The PCAOB continues to focus on procedures related to the above, as well as other accounting estimates, including fair value measurements used in financial reporting, due to the increased risk of material misstatement that such estimates may pose to the financial statements. Audit committees should inquire of preparers regarding the processes and controls over how estimates are developed, including management’s validation of data used in the estimation and evaluation of management’s assumptions, inputs and methodologies that are significant to the estimate.

In addition, the PCAOB will be looking at other areas of potential audit risk. These include recurring audit deficiencies, the impact of economic factors, referred work performed by other audit firms on multinational audits, auditor independence, information produced by entities for use by the auditor, and accounting for nonfinancial assets, allowance for loan losses and other judgmental areas.

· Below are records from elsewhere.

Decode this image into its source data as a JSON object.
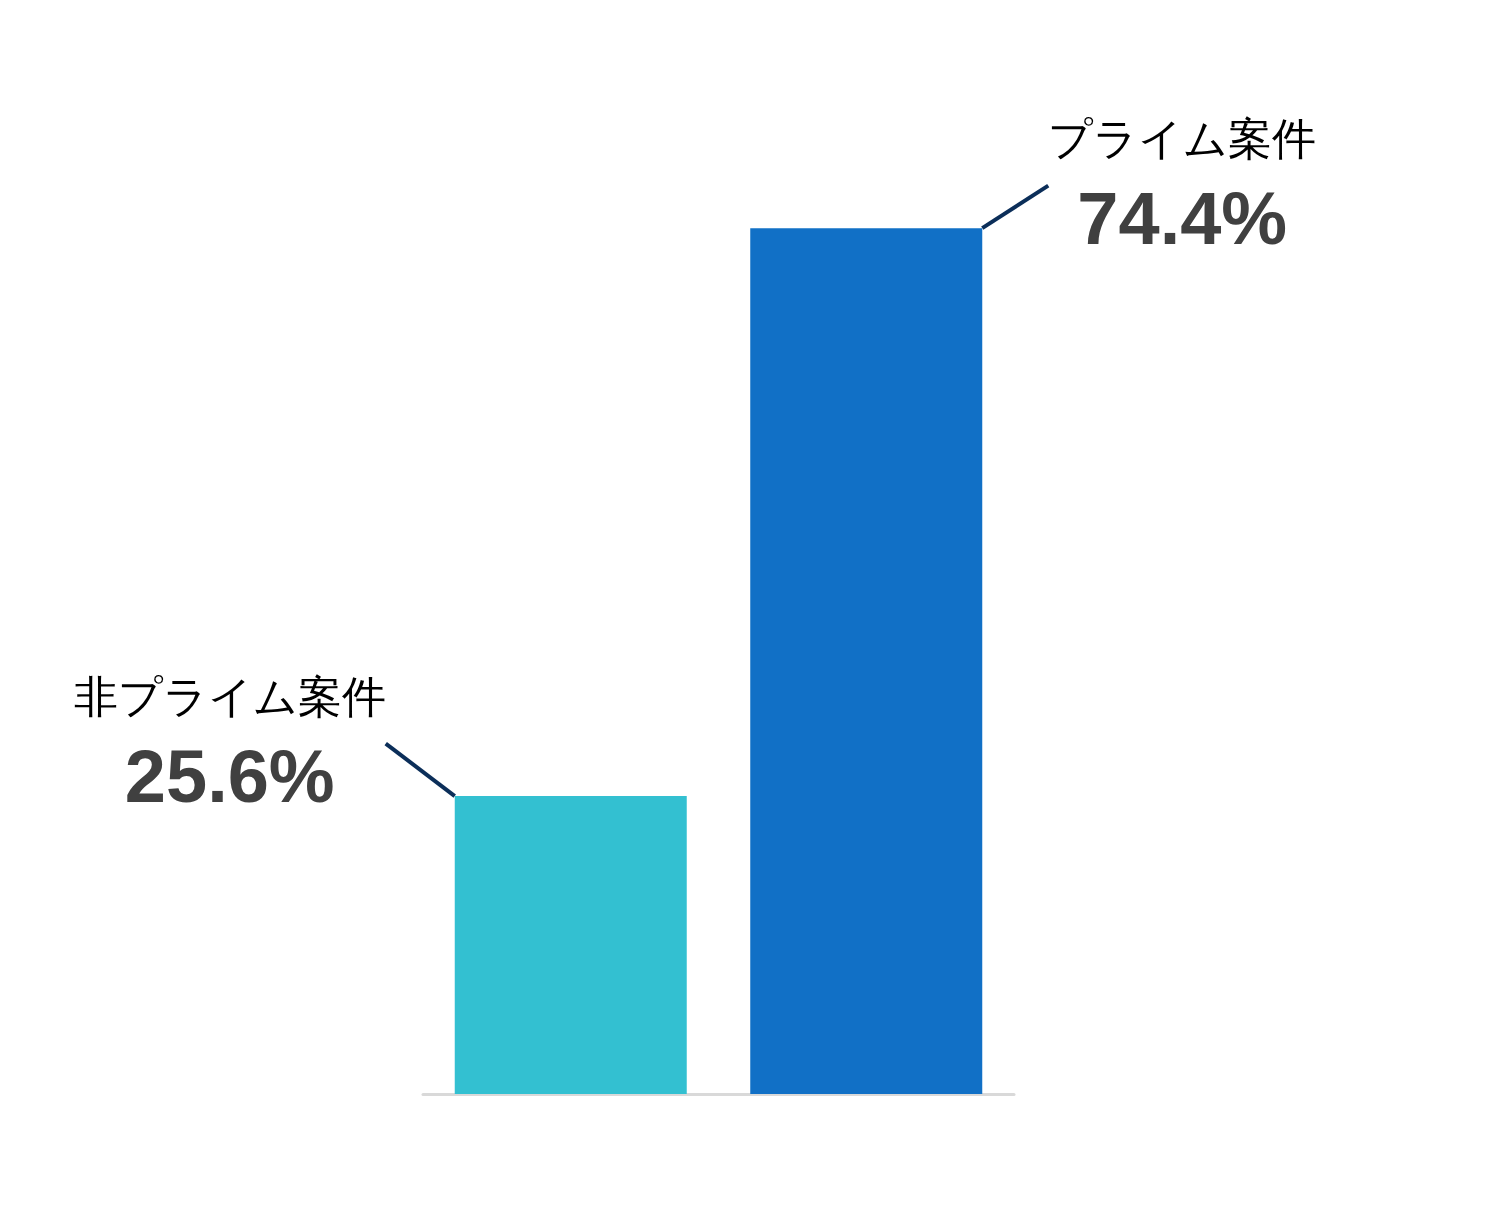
{
  "chart_data": {
    "type": "bar",
    "categories": [
      null,
      null
    ],
    "annotations": [
      "非プライム案件",
      "プライム案件"
    ],
    "values": [
      25.6,
      74.4
    ],
    "value_labels": [
      "25.6%",
      "74.4%"
    ],
    "colors": [
      "#33c0d1",
      "#1170c6"
    ],
    "tick_labels": false
  }
}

08. Focus on the implications of areas of change that are imminent

For example, understand the new lease accounting standard’s impact on the company’s financials and the implications of incorporating critical audit matters in the auditor’s report.

In 2018, the new lease accounting standard will loom on the horizon for public companies. Directors should inquire of management’s progress in preparing to implement the new lease accounting standard, particularly for lessees.[6] There is a lot to do if there are a significant number of leasing transactions — inventorying transactions outstanding; preparing initial interim period reporting; and establishing new policies, processes, systems and internal controls (particularly for subsequent remeasurement of lease contract modifications). 

The PCAOB now requires the auditor to communicate, in the auditor’s report, any critical audit matters arising from the audit of the financial statements or, alternatively, state that the auditor determined that there were no such matters. A “critical audit matter” is defined as a matter that was communicated or required to be communicated to the audit committee and that relates to accounts or disclosures that are material to the financial statements, and (2) involves especially challenging, subjective or complex auditor judgment.[7] This change is an important one for audit committees, as it could create a chilling effect on auditor communications with audit clients. If companies have significant judgmental issues on which management and the auditor do not see eye-to-eye, or if management is applying aggressive accounting in judgmental areas, these topics will likely appear in the auditor’s report as critical audit matters.


The audit committee has a difficult, demanding role amid regulatory expectations that it serves as the final line of defense for ensuring quality financial reporting. The coming year offers an opportunity for directors to self-assess committee composition and scope with an eye toward improving the control environment and the financial reporting process.

Bulletin Vol 6., Issue 9 Illustrative Questions Chart

[1]Enterprise Risk Management — Aligning Risk with Strategy and Performance, COSO, September 2017.
[2]This list is based on the results of the annual global survey of senior executives and directors conducted by North Carolina State University’s ERM Initiative and Protiviti, available at
[3]Embracing Analytics in Auditing, Protiviti, 2017.
[4]Private companies must adopt the new rules no later than annual reporting periods beginning after December 15, 2018, including interim reporting periods therein.
[5]Advancing the Role and Effectiveness of Audit Committees,” Wesley R. Bricker, SEC chief accountant, remarks before the University of Tennessee’s C. Warren Neel Corporate Governance Center, March 24, 2017.
[6]The new standard introduces a right-of-use principle for lessees providing that a lease conveys the right to control the use of an asset, creating an asset and a liability that must be reflected on the lessee’s balance sheet. As a result, lessee companies must record leased assets and lease liabilities on their balance sheets. Accounting will differ for capital and finance leases and operating leases; however, both types of leases would result in lessees recognizing a right-of-use asset and a lease liability. For lessor companies, there will likely be less change.
[7]Protiviti PCAOB Flash Report: “PCAOB Revises the Auditor’s Report,” June 5, 2017.